8. A method comprising:

obtaining patch pictures, a patch picture being a projection of a part of a 3D scene, wherein a patch is associated with a sector of a sectorization dividing a three-dimensional space in sectors;

receiving a request comprising a pose information;

selecting sectors of the sectorization, the selected sectors comprising information for rendering the 3D scene based on the pose information; and

generating a data stream comprising patch pictures associated with the selected sectors.

9. The method of claim 8, comprising:

packing the patch pictures associated with the selected sectors in an adapted atlas image; and

encoding the adapted atlas image in the data stream.

10. The method of claim 9, comprising slice-copying to the adapted atlas image, the patch pictures associated with the selected sectors from a source atlas image comprising patch pictures for each sector of the sectorization.

11. The method of claim 8, comprising:

extracting patch pictures from a source atlas image comprising patch pictures for each sector of the sectorization, the extracted patch pictures being associated with the selected sectors;

packing extracted patch pictures in an adapted atlas image; and

encoding the adapted atlas image in the data stream.

12. The method of claim 8, wherein patch pictures associated with different selected sectors are packed in different adapted atlas images, each adapted atlas image being encoded in a different track of the data stream.

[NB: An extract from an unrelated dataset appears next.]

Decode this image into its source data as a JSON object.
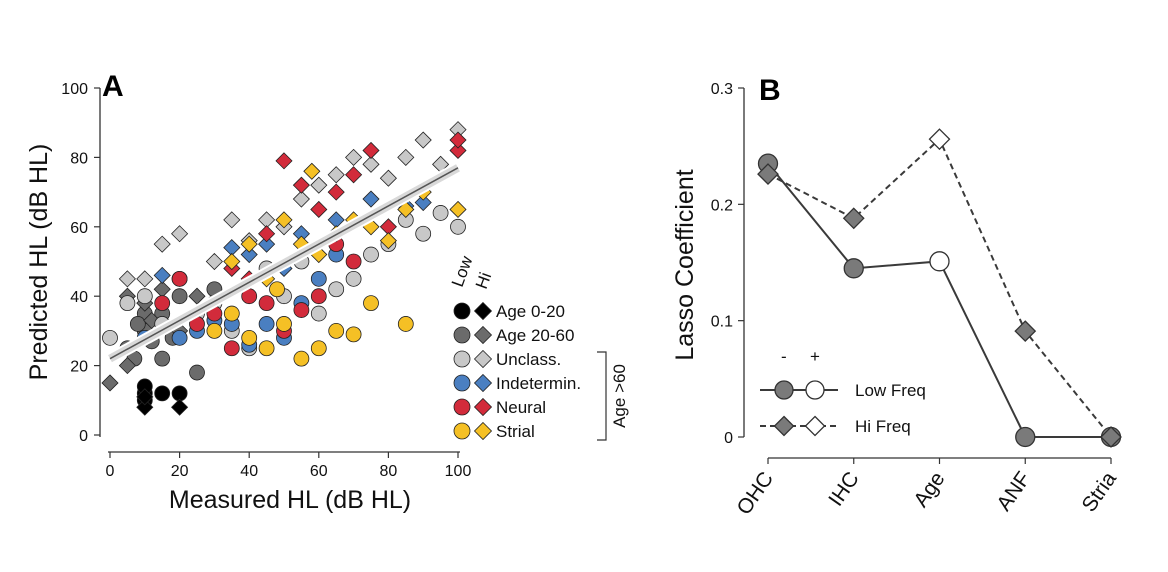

13. The method of claim 8, wherein the data stream is encoded in a lossless format.

14. A device comprising a memory associated with a processor configured to:

send a request comprising a pose information;

receive a data stream encoding patch pictures, a patch picture being a projection of a part of a 3D scene, wherein a patch is associated with a sector of a sectorization dividing a three-dimensional space in sectors, the encoded patch pictures being associated with sectors of the sectorization selected for comprising information for rendering the 3D scene based on the pose information; and

rendering a viewport image for a viewpoint corresponding to the pose information by inverse projecting pixels of the patch pictures.

15. The device of claim 14, wherein the request further comprises an indication of computing resources of the device.

16. A method comprising:

sending a request comprising a pose information;

receiving a data stream encoding patch pictures, a patch picture being a projection of a part of a 3D scene, wherein a patch is associated with a sector of a sectorization dividing a three-dimensional space in sectors, the encoded patch pictures being associated with sectors of the sectorization selected for comprising information for rendering the 3D scene based on the pose information; and

rendering a viewport image for a viewpoint corresponding to the pose information by inverse projecting pixels of the patch pictures.

17. The method of claim 16, wherein the request further comprises an indication of computing resources of a device.

18. A non-transitory computer readable medium having stored thereon instructions for causing one or more processors to perform a method comprising:

sending a request comprising a pose information;

receiving a data stream encoding patch pictures, a patch picture being a projection of a part of a 3D scene, wherein a patch is associated with a sector of a sectorization dividing a three-dimensional space in sectors, the encoded patch pictures being associated with sectors of the sectorization selected for comprising information for rendering the 3D scene based on a pose information; and

rendering a viewport image for a viewpoint corresponding to the pose information by inverse projecting pixels of the patch pictures.